Eu acredito na paz e no amor! – Raquel Santos

Chove imenso lá fora, os clarões da trovoada atravessam as portadas semiabertas do quarto. Parece um daqueles dias de Inverno, escuro e frio.

Olhei para o relógio. Ainda são oito da manhã, vou continuar aqui, enrolada nos quentes cobertores a ouvir as gotas da chuva a cair! Quem não gosta? E se tivesse alguém que me trouxesse um copo de leite quente e umas bolachas à cama, ainda era melhor. Muitas mordomias.

De repente adormeci e a minha mente começou a viajar para um local desconhecido, onde a pobreza invadia a triste e sombria cidade. “Onde estou eu?”- pensei eu. Amedrontada olhei à minha volta e só via pessoas quase despidas, algumas delas a dormir debaixo dos bancos.

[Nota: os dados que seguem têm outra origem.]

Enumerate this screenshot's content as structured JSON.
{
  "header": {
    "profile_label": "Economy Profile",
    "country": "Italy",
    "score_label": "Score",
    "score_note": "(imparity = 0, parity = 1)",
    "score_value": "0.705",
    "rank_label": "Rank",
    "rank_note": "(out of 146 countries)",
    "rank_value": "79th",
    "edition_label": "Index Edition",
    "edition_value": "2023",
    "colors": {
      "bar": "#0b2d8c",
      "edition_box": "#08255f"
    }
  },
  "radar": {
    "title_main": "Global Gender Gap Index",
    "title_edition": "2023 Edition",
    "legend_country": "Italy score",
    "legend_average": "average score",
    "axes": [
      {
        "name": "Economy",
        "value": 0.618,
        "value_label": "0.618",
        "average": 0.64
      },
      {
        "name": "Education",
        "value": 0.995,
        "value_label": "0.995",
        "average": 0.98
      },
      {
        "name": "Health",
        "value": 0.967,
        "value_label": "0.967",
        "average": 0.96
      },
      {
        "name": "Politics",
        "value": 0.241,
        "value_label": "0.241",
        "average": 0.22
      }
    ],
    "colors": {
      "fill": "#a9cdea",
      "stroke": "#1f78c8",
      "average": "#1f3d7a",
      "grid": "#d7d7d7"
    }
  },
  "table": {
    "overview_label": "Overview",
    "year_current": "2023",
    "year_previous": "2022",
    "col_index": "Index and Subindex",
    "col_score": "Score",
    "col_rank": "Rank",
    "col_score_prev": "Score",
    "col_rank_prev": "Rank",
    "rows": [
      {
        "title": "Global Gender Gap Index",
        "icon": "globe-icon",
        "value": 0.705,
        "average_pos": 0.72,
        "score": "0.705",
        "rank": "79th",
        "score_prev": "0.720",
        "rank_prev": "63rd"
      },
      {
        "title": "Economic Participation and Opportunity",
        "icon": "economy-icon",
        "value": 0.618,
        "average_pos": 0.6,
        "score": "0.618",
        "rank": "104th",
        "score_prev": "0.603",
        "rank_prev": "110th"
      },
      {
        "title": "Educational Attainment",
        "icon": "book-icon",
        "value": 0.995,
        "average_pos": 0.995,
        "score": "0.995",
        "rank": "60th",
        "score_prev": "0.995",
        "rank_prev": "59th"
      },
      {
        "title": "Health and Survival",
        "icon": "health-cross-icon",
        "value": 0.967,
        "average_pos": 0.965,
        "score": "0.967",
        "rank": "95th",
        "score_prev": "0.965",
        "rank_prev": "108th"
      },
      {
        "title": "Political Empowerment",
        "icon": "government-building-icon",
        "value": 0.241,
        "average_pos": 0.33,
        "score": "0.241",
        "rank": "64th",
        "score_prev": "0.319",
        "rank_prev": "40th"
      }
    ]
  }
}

Minutos depois, sinto uma mão gélida tocar-me nas costas e virei-me repentinamente para ver quem era. Era uma pobre idosa com aqueles xailes compridos, cheios de buracos às costas. Parecia que tinha sido encontrado no lixo, pois não tinha mais nada para se aquecer. Já devia de andar com aqueles trajes à muito tempo. Tomar banho? Perguntam vocês… Aquele corpo magro já não devia de ver água à muito tempo. Esta senhora apresentava um misero estado de miséria.

Ela esticou a mão enrugada na minha direção pedindo-me uma esmola. Num gesto quase invisível coloquei a mão na mala para ir buscar a minha carteira. E… onde está ela? Desapareceu, mas eu tinha… aqui dentro! Procurei aflita nos bolsos e nada… Ouço uma gargalhada lá ao fundo e vejo uma pessoa correr com a minha carteira na mão. “Estou num mundo de loucos”- pensei eu – “e ainda queria estar na cama quentinha a ouvir a chuva e estas pessoas nem segurança têm”.

A senhora percebeu que tinha sido assaltada e virou costas seguindo, cabiz baixo o seu caminho.

É nestes casos que pensamos “ Onde está Deus? Porque é que deixa estas pessoas chegarem a este ponto?”

Segui caminho fora com o objetivo de encontrar algum local mais seguro para me refugiar. Só via casas velhas, algumas delas estavam num estado tão lastimável que nem sei como tinham condições para as pessoas lá viverem. Mais à frente havia várias barracas, tais como aquelas que existem nos bairros de lata. Na última, vi que estava um jovem a pegar numa seringa. Nem fiquei à espera para ver o que ia fazer, fiquei tão nervosa que comecei a correr. Ao virar da esquina ouço saluçar. Um saluçar fininho atravessava a multidão que se concentrava junto a um casarão velho. Abrandei o passo e aproximei-me para ver o que era. Espreitei por cima das várias cabeças que estavam lá e vi que era uma menina que devia de ter aproximadamente 5 anos. Tentei ouvir as palavras que as pessoas trocavam e apercebi-me que a menina tinha sido abandonada pelos pais. Estes não tinham condições para a ter em casa pois já tinham mais filhos.

E mais uma vez eu pergunto “Onde está Deus? Porque é que deixa o Homem fazer estas coisas?”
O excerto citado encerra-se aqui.